Having expressed that concern, I also understand there may be times when your response to some circumstance in your life may be impacted by accumulated pain or fear from the past. It might seem overly sensitive. That’s probably true if a response to a current situation feels bigger than what the situation would normally call for. For example, if your partner, who is normally prompt and on time for commitments, is late for lunch one time and you become livid, you are probably reacting out of your pain from disappointments or abandonment’s from your past. In order to avoid projecting all that accumulated pain on your partner, it’s important to be able to separate out what part really is about his or her actions and what part is about unresolved issues from other circumstances. You can figure out what is going on by communicating and doing some exploration with your partner. Begin to explore other times in your life when similar issues created pain for you.

If you discover that you really are being “over sensitive,” consider it a red flag telling you that you are filled up to the brim with some pain or unresolved feelings and simply cannot tolerate another ounce! It’s a sure sign that you have work to do to unload some of the old pain you are still carrying from the past. It’s a signal that it’s time for some good therapy or healing work. I have worked with clients who come into therapy so brutalized by parental criticism that they are unable to tolerate any response that sounds critical. I could mention they are late and would be enough for them to be devastated. It’s not that they are being over sensitive…it is simply they cannot take any amount of additional criticism until they have dealt with their pain from the past. What is required is understanding. That is often also true in relationships.
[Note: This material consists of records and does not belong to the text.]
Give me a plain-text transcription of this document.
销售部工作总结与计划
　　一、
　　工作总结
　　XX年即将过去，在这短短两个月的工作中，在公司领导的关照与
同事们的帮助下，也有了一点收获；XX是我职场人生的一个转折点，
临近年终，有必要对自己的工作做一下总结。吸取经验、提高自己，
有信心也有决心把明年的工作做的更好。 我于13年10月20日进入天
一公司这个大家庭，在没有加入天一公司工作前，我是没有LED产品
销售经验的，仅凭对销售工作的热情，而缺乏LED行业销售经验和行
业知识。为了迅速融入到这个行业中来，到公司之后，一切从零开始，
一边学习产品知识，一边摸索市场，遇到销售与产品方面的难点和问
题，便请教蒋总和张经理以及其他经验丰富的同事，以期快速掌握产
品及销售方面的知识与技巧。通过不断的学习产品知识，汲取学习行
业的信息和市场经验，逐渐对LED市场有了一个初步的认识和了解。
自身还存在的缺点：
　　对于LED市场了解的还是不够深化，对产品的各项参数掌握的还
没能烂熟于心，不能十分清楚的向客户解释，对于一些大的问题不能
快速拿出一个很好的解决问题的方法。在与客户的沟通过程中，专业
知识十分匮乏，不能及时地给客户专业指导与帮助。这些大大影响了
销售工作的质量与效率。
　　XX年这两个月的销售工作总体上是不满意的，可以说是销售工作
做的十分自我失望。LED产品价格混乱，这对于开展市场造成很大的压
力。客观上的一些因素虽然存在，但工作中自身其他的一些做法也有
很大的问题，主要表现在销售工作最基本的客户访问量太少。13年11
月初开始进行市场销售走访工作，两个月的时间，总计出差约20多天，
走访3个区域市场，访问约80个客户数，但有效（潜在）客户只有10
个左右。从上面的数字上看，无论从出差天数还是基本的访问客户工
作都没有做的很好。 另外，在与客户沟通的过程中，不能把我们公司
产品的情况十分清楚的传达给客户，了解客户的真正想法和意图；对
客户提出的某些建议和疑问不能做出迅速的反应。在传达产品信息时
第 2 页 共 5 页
Recovering alcoholics often consider themselves to be over sensitive when what is really going on is that they have been trained to become acutely aware of certain kinds of betrayal or possible pain. For instance, as a recovering alcoholic who was emotionally abused as a child, you may be the first to recognize a circumstance in which someone is intruding upon your boundaries. You learned as a child to recognize those warning signs and you became very aware of them in order to survive. Naturally, you will respond in a more intense way than that of a non-abused person if those same circumstances are presented to you as an adult. That’s not being over sensitive. It is being acutely aware. I find people who have endured abuse are often the first in the room to spot an abuser, one who lacks respect for boundaries or one who does not know how to honor agreements and commitments. When you have that kind of awareness, you may want to make sure you are responding from an adult perspective and not that of your inner child. The child could not protect him or herself. As an adult you can remind yourself you are now able to leave the situation, avoid forming an alliance with an untrustworthy person or set stronger boundaries for yourself.

There is always a reason for every feeling we have! We do not just decide to have a feeling for no reason. . A second reason for having feelings may be that some external person or circumstance is presenting a situation that could legitimately be harmful. A real red flag that danger is truly near. Heads up! Whatever the reason, the feelings are a signal that some steps need to be taken for healing. If we can learn to honor our feelings, both the ones we have and those of our partner’s, we can create a fertile healing environment that results in greater intimacy without judgment. A loving response such as, “Wow you really had a big reaction to that circumstance or person. What do you think was going on for you,” can open the door to discussion and opportunities for greater understanding. Whereas, “You’re just being over sensitive,” closes the door to intimacy with judgment and discounting.

In any given moment we are experiencing a multitude of feelings. All of them are from the past! They have to be from the past because the future isn’t here yet. Therefore, when you become more open to exploring your feelings, you are opening the door to opportunities for growth and understanding. You open the door for healing.

Looking at these issues together can bring you closer and give you both permission to have your feelings without fear of being labeled or shamed.